Column regeneration – what to do if column performance decreases
What is meant by column regeneration?
UHPLC or HPLC column regeneration aims to restore the performance of a column that has been affected by deposits at the frits or samples adsorbed by the packing material. These are removed by the procedures outlined below. Regeneration is therefore different from simple column washing in that it is performed at irregular intervals and removes impurities from the column that have accumulated over time.
When is column regeneration necessary?
The deposits will change the behavior of the columns. The following list contains parameters that point to degraded performance and may require the regeneration of the column.
- lower resolution
- higher asymmetry
- different retention times
- lower theoretical plates
- differences in selectivity
- broader peaks
- Backpressure increase
How is a column regenerated?
The general procedure to clean HPLC columns is similar, independent of the column type. However, the cleaning solutions used to remove adsorbed substances differ between column types. This is how to proceed:
- Clean your column in the reverse flow direction. To this end, disconnect the column from the system and reconnect in reverse flow
- Do not connect the column to the detector.
- Run the column at half of the maximum recommended flow rate, taking special care to monitor the pressure as the cleaning solutions may be of different viscosities than your normal mobile phase. The maximum pressure can be found in the column specifications of the manufacturer.
- If you are cleaning with a high or low pH solution, make certain that the rest of your chromatographic system (pump, pump seals, injector, etc.) is compatible.
- If multiple cleaning solutions must be used, always rinse the column between cleaning solutions with 3-5 column volumes of Milli-Q or deionized water.
- Dependent on the column type, clean the UHPLC or HPLC column with the following cleaning solutions:
Silica-based size exclusion columns (SW, SWXL columns)
-
- Clean with 5 column volumes of 1 mol/L sodium sulfate (pH 7.0 or down to pH 3.0)
- Clean with 5 column volumes of Milli-Q or deionized water
- Clean with 5 column volumes of 20% Acetonitrile.
- Clean with 5 column volumes of Milli-Q or deionized water
Polymer-based size exclusion columns (PW and PWXL)
-
- Clean with 5 column volumes of 1 mol/L sodium sulfate (pH 7.0)
- Clean with 5 column volumes of Milli-Q or deionized water
- Clean with 5 column volumes of 20% Acetonitrile.
- Clean with 5 column volumes of Milli-Q or deionized water
Ion-exchange columns, silica based (SW type)
-
- High concentration salt (e.g. 0.5 mol/L - 1.0 mol/L) of your normal run buffer
- Buffered solutions at low pH (e.g. 2.0 - 3.0)

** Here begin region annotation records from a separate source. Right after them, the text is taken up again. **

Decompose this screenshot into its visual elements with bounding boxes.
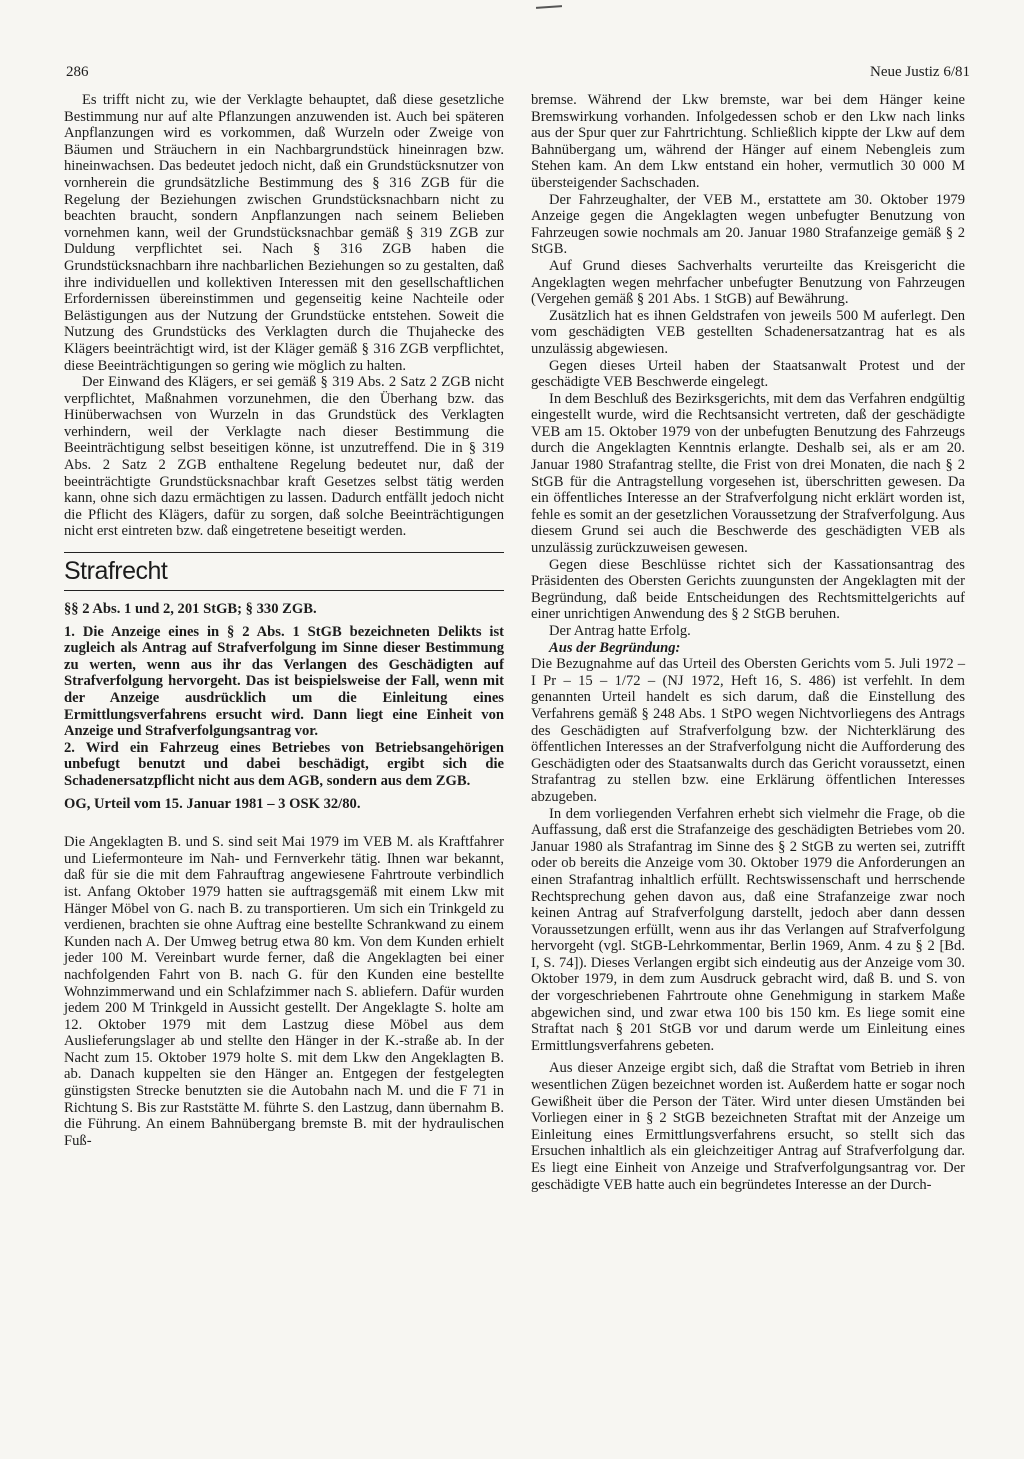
- right-column: [531, 92, 965, 1193]
- paragraph: Der Fahrzeughalter, der VEB M., erstattete am 30. Oktober 1979 Anzeige gegen die Angeklagten wegen unbefugter Benutzung von Fahrzeugen sowie nochmals am 20. Januar 1980 Strafanzeige gemäß § 2 StGB.: [531, 191, 965, 258]
- paragraph: Der Einwand des Klägers, er sei gemäß § 319 Abs. 2 Satz 2 ZGB nicht verpflichtet, Maßnahmen vorzunehmen, die den Überhang bzw. das Hinüberwachsen von Wurzeln in das Grundstück des Verklagten verhindern, weil der Verklagte nach dieser Bestimmung die Beeinträchtigung selbst beseitigen könne, ist unzutreffend. Die in § 319 Abs. 2 Satz 2 ZGB enthaltene Regelung bedeutet nur, daß der beeinträchtigte Grundstücksnachbar kraft Gesetzes selbst tätig werden kann, ohne sich dazu ermächtigen zu lassen. Dadurch entfällt jedoch nicht die Pflicht des Klägers, dafür zu sorgen, daß solche Beeinträchtigungen nicht erst eintreten bzw. daß eingetretene beseitigt werden.: [64, 374, 504, 540]
- paragraph: Der Antrag hatte Erfolg.: [549, 623, 691, 639]
- facts-paragraph: Die Angeklagten B. und S. sind seit Mai 1979 im VEB M. als Kraftfahrer und Liefermonteure im Nah- und Fernverkehr tätig. Ihnen war bekannt, daß für sie die mit dem Fahrauftrag angewiesene Fahrtroute verbindlich ist. Anfang Oktober 1979 hatten sie auftragsgemäß mit einem Lkw mit Hänger Möbel von G. nach B. zu transportieren. Um sich ein Trinkgeld zu verdienen, brachten sie ohne Auftrag eine bestellte Schrankwand zu einem Kunden nach A. Der Umweg betrug etwa 80 km. Von dem Kunden erhielt jeder 100 M. Vereinbart wurde ferner, daß die Angeklagten bei einer nachfolgenden Fahrt von B. nach G. für den Kunden eine bestellte Wohnzimmerwand und ein Schlafzimmer nach S. abliefern. Dafür wurden jedem 200 M Trinkgeld in Aussicht gestellt. Der Angeklagte S. holte am 12. Oktober 1979 mit dem Lastzug diese Möbel aus dem Auslieferungslager ab und stellte den Hänger in der K.-straße ab. In der Nacht zum 15. Oktober 1979 holte S. mit dem Lkw den Angeklagten B. ab. Danach kuppelten sie den Hänger an. Entgegen der festgelegten günstigsten Strecke benutzten sie die Autobahn nach M. und die F 71 in Richtung S. Bis zur Raststätte M. führte S. den Lastzug, dann übernahm B. die Führung. An einem Bahnübergang bremste B. mit der hydraulischen Fuß-: [64, 834, 504, 1149]
- paragraph: Gegen dieses Urteil haben der Staatsanwalt Protest und der geschädigte VEB Beschwerde eingelegt.: [531, 357, 965, 391]
- headnote-block: [64, 601, 504, 812]
- headnote-2: 2. Wird ein Fahrzeug eines Betriebes von Betriebsangehörigen unbefugt benutzt und dabei beschädigt, ergibt sich die Schadenersatzpflicht nicht aus dem AGB, sondern aus dem ZGB.: [64, 739, 504, 789]
- page-number: 286: [66, 64, 89, 80]
- paragraph: Aus dieser Anzeige ergibt sich, daß die Straftat vom Betrieb in ihren wesentlichen Zügen bezeichnet worden ist. Außerdem hatte er sogar noch Gewißheit über die Person der Täter. Wird unter diesen Umständen bei Vorliegen einer in § 2 StGB bezeichneten Straftat mit der Anzeige um Einleitung eines Ermittlungsverfahrens ersucht, so stellt sich das Ersuchen inhaltlich als ein gleichzeitiger Antrag auf Strafverfolgung dar. Es liegt eine Einheit von Anzeige und Strafverfolgungsantrag vor. Der geschädigte VEB hatte auch ein begründetes Interesse an der Durch-: [531, 1060, 965, 1193]
- left-column: [64, 92, 504, 1149]
- paragraph: Auf Grund dieses Sachverhalts verurteilte das Kreisgericht die Angeklagten wegen mehrfacher unbefugter Benutzung von Fahrzeugen (Vergehen gemäß § 201 Abs. 1 StGB) auf Bewährung.: [531, 257, 965, 308]
- paragraph: Gegen diese Beschlüsse richtet sich der Kassationsantrag des Präsidenten des Obersten Gerichts zuungunsten der Angeklagten mit der Begründung, daß beide Entscheidungen des Rechtsmittelgerichts auf einer unrichtigen Anwendung des § 2 StGB beruhen.: [531, 556, 965, 623]
- paragraph: Es trifft nicht zu, wie der Verklagte behauptet, daß diese gesetzliche Bestimmung nur auf alte Pflanzungen anzuwenden ist. Auch bei späteren Anpflanzungen wird es vorkommen, daß Wurzeln oder Zweige von Bäumen und Sträuchern in ein Nachbargrundstück hineinragen bzw. hineinwachsen. Das bedeutet jedoch nicht, daß ein Grundstücksnutzer von vornherein die grundsätzliche Bestimmung des § 316 ZGB für die Regelung der Beziehungen zwischen Grundstücksnachbarn nicht zu beachten braucht, sondern Anpflanzungen nach seinem Belieben vornehmen kann, weil der Grundstücksnachbar gemäß § 319 ZGB zur Duldung verpflichtet sei. Nach § 316 ZGB haben die Grundstücksnachbarn ihre nachbarlichen Beziehungen so zu gestalten, daß ihre individuellen und kollektiven Interessen mit den gesellschaftlichen Erfordernissen übereinstimmen und gegenseitig keine Nachteile oder Belästigungen aus der Nutzung der Grundstücke entstehen. Soweit die Nutzung des Grundstücks des Verklagten durch die Thujahecke des Klägers beeinträchtigt wird, ist der Kläger gemäß § 316 ZGB verpflichtet, diese Beeinträchtigungen so gering wie möglich zu halten.: [64, 92, 504, 374]
- headnote-1: 1. Die Anzeige eines in § 2 Abs. 1 StGB bezeichneten Delikts ist zugleich als Antrag auf Strafverfolgung im Sinne dieser Bestimmung zu werten, wenn aus ihr das Verlangen des Geschädigten auf Strafverfolgung hervorgeht. Das ist beispielsweise der Fall, wenn mit der Anzeige ausdrücklich um die Einleitung eines Ermittlungsverfahrens ersucht wird. Dann liegt eine Einheit von Anzeige und Strafverfolgungsantrag vor.: [64, 623, 504, 740]
- reasons-heading: Aus der Begründung:: [549, 639, 681, 656]
- scan-mark: [536, 5, 562, 9]
- paragraph: In dem vorliegenden Verfahren erhebt sich vielmehr die Frage, ob die Auffassung, daß erst die Strafanzeige des geschädigten Betriebes vom 20. Januar 1980 als Strafantrag im Sinne des § 2 StGB zu werten sei, zutrifft oder ob bereits die Anzeige vom 30. Oktober 1979 die Anforderungen an einen Strafantrag inhaltlich erfüllt. Rechtswissenschaft und herrschende Rechtsprechung gehen davon aus, daß eine Strafanzeige zwar noch keinen Antrag auf Strafverfolgung darstellt, jedoch aber dann dessen Voraussetzungen erfüllt, wenn aus ihr das Verlangen auf Strafverfolgung hervorgeht (vgl. StGB-Lehrkommentar, Berlin 1969, Anm. 4 zu § 2 [Bd. I, S. 74]). Dieses Verlangen ergibt sich eindeutig aus der Anzeige vom 30. Oktober 1979, in dem zum Ausdruck gebracht wird, daß B. und S. von der vorgeschriebenen Fahrtroute ohne Genehmigung in starkem Maße abgewichen sind, und zwar etwa 100 bis 150 km. Es liege somit eine Straftat nach § 201 StGB vor und darum werde um Einleitung eines Ermittlungsverfahrens gebeten.: [531, 805, 965, 1054]
- section-title: Strafrecht: [64, 557, 168, 586]
- paragraph: In dem Beschluß des Bezirksgerichts, mit dem das Verfahren endgültig eingestellt wurde, wird die Rechtsansicht vertreten, daß der geschädigte VEB am 15. Oktober 1979 von der unbefugten Benutzung des Fahrzeugs durch die Angeklagten Kenntnis erlangte. Deshalb sei, als er am 20. Januar 1980 Strafantrag stellte, die Frist von drei Monaten, die nach § 2 StGB für die Antragstellung vorgesehen ist, überschritten gewesen. Da ein öffentliches Interesse an der Strafverfolgung nicht erklärt worden ist, fehle es somit an der gesetzlichen Voraussetzung der Strafverfolgung. Aus diesem Grund sei auch die Beschwerde des geschädigten VEB als unzulässig zurückzuweisen gewesen.: [531, 390, 965, 557]
- journal-issue: Neue Justiz 6/81: [870, 64, 970, 80]
- court-citation: OG, Urteil vom 15. Januar 1981 – 3 OSK 32/80.: [64, 795, 361, 812]
- paragraph: bremse. Während der Lkw bremste, war bei dem Hänger keine Bremswirkung vorhanden. Infolgedessen schob er den Lkw nach links aus der Spur quer zur Fahrtrichtung. Schließlich kippte der Lkw auf dem Bahnübergang um, während der Hänger auf einem Nebengleis zum Stehen kam. An dem Lkw entstand ein hoher, vermutlich 30 000 M übersteigender Sachschaden.: [531, 92, 965, 191]
- paragraph: Die Bezugnahme auf das Urteil des Obersten Gerichts vom 5. Juli 1972 – I Pr – 15 – 1/72 – (NJ 1972, Heft 16, S. 486) ist verfehlt. In dem genannten Urteil handelt es sich darum, daß die Einstellung des Verfahrens gemäß § 248 Abs. 1 StPO wegen Nichtvorliegens des Antrags des Geschädigten auf Strafverfolgung bzw. der Nichterklärung des öffentlichen Interesses an der Strafverfolgung nicht die Aufforderung des Geschädigten oder des Staatsanwalts durch das Gericht voraussetzt, einen Strafantrag zu stellen bzw. eine Erklärung öffentlichen Interesses abzugeben.: [531, 656, 965, 805]
- statute-reference: §§ 2 Abs. 1 und 2, 201 StGB; § 330 ZGB.: [64, 601, 317, 618]
- section-heading-box: [64, 552, 504, 591]
- paragraph: Zusätzlich hat es ihnen Geldstrafen von jeweils 500 M auferlegt. Den vom geschädigten VEB gestellten Schadenersatzantrag hat es als unzulässig abgewiesen.: [531, 307, 965, 357]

- Water soluble organic (MeOH, ACN, EtOH,10% - 20%) in aqueous buffer
- Urea (8 mol/l) or non-ionic surfactant in buffer solution
Ion Exchange columns, polymer-based (PW, STAT or NPR type columns)
-
- 0.1 - 0.2 mol/L NaOH
- 20% - 40% aqueous acetic acid
- Water-soluble organic (MeOH, ACN, EtOH,10% - 20%) in aqueous buffer
Hydrophobic Interaction columns
-
- 0.1 - 0.2 mol/L NaOH
- 20% - 40% aqueous acetic acid
Reversed-Phase, silica-based (SW-type columns)
-
- Acetonitrile or methanol
- Gradient from 10% - 100% acetonitrile in 0.05% trifluoroacetic acid
Affinity chromatography (FcR-IIIA-type columns)

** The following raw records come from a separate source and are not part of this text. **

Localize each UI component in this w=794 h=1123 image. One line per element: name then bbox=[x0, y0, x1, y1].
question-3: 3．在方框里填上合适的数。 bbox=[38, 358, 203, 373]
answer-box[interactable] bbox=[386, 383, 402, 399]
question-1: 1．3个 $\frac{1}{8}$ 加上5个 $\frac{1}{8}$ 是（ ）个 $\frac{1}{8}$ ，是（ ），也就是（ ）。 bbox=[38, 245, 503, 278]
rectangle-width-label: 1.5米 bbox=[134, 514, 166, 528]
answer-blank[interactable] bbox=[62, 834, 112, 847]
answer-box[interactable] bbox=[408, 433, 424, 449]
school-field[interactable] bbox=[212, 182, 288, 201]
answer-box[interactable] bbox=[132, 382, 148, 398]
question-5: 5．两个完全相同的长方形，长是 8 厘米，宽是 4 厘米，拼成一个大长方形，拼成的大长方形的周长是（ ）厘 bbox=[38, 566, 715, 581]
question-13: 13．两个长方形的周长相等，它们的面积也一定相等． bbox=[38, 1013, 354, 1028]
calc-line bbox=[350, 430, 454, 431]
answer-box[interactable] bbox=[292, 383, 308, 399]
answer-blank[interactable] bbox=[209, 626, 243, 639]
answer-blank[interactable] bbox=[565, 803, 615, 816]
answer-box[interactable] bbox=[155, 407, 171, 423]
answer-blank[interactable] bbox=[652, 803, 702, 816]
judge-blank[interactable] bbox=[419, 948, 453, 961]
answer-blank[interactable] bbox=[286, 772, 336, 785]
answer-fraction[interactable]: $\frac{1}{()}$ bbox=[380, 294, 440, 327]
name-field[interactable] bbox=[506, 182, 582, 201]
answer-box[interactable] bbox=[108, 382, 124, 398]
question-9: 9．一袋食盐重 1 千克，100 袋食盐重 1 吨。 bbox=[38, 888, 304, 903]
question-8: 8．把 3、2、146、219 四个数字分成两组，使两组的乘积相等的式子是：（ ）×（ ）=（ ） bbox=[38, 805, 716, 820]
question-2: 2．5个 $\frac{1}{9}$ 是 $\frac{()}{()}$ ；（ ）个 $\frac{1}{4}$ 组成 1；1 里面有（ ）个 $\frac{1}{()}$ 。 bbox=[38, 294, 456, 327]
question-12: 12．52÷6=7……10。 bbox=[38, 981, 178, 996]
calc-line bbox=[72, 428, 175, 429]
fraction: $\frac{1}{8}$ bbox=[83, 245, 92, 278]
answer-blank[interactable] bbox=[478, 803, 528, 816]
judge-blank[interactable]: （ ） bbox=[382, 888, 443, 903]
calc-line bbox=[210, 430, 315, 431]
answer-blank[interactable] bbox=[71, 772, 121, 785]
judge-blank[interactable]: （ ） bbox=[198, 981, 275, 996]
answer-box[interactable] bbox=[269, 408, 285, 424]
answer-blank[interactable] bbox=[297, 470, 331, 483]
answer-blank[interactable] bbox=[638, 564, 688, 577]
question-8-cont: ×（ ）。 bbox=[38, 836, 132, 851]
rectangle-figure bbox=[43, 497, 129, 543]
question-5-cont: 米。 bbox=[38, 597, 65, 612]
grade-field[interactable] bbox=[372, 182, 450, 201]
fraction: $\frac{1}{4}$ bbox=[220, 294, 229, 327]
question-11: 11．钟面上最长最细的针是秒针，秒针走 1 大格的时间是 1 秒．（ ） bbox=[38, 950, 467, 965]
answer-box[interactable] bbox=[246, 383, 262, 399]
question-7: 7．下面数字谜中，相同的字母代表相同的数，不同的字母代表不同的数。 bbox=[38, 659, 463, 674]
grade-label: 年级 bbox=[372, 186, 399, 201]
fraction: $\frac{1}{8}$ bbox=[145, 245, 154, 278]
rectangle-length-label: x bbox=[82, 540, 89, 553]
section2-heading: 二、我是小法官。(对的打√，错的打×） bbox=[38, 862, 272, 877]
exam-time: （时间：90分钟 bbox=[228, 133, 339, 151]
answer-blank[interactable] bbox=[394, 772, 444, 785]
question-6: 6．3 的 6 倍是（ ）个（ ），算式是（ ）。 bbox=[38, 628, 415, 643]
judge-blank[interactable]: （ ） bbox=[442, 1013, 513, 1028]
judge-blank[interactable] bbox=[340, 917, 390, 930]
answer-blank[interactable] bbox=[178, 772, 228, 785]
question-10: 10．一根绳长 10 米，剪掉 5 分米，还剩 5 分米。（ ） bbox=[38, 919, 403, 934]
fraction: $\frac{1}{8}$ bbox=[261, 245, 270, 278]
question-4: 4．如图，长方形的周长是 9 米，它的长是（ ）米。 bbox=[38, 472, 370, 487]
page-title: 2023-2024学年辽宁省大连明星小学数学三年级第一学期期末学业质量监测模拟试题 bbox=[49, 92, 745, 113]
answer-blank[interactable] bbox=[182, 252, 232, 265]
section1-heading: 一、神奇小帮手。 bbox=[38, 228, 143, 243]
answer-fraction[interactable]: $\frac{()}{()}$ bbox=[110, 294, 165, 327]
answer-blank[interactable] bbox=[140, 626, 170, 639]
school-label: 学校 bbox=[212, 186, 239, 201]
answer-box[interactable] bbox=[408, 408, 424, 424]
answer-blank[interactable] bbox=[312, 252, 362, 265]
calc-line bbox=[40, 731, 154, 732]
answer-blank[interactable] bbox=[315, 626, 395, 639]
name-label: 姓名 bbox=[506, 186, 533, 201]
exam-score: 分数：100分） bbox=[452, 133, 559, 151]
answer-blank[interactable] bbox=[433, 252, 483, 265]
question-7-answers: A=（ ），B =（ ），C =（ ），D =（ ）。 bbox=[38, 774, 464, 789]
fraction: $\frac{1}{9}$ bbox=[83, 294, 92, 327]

1. Make 3-5 injections of 0.5 - 2 mL of a buffer containing 0.5 mol/L NaCl or 20 % ethanol
Affinity chromatography (Protein A-5PW)
1. Wash column with 0.5 mL of 0.1 mol/L NaOH solution at 0.5 mL/min.
2. Equilibrate column with 20 mmol/L sodium phosphate buffer, pH 7.4, for 20 CV at 0.5 mL/min
7. Turn column in normal flow direction and equilibrate in mobile phase for at least 45 minutes.
8. If the cleaning solutions listed above do not improve the resolution of the column, then urea or non-ionic surfactant
may be tried (not compatible with affinity columns).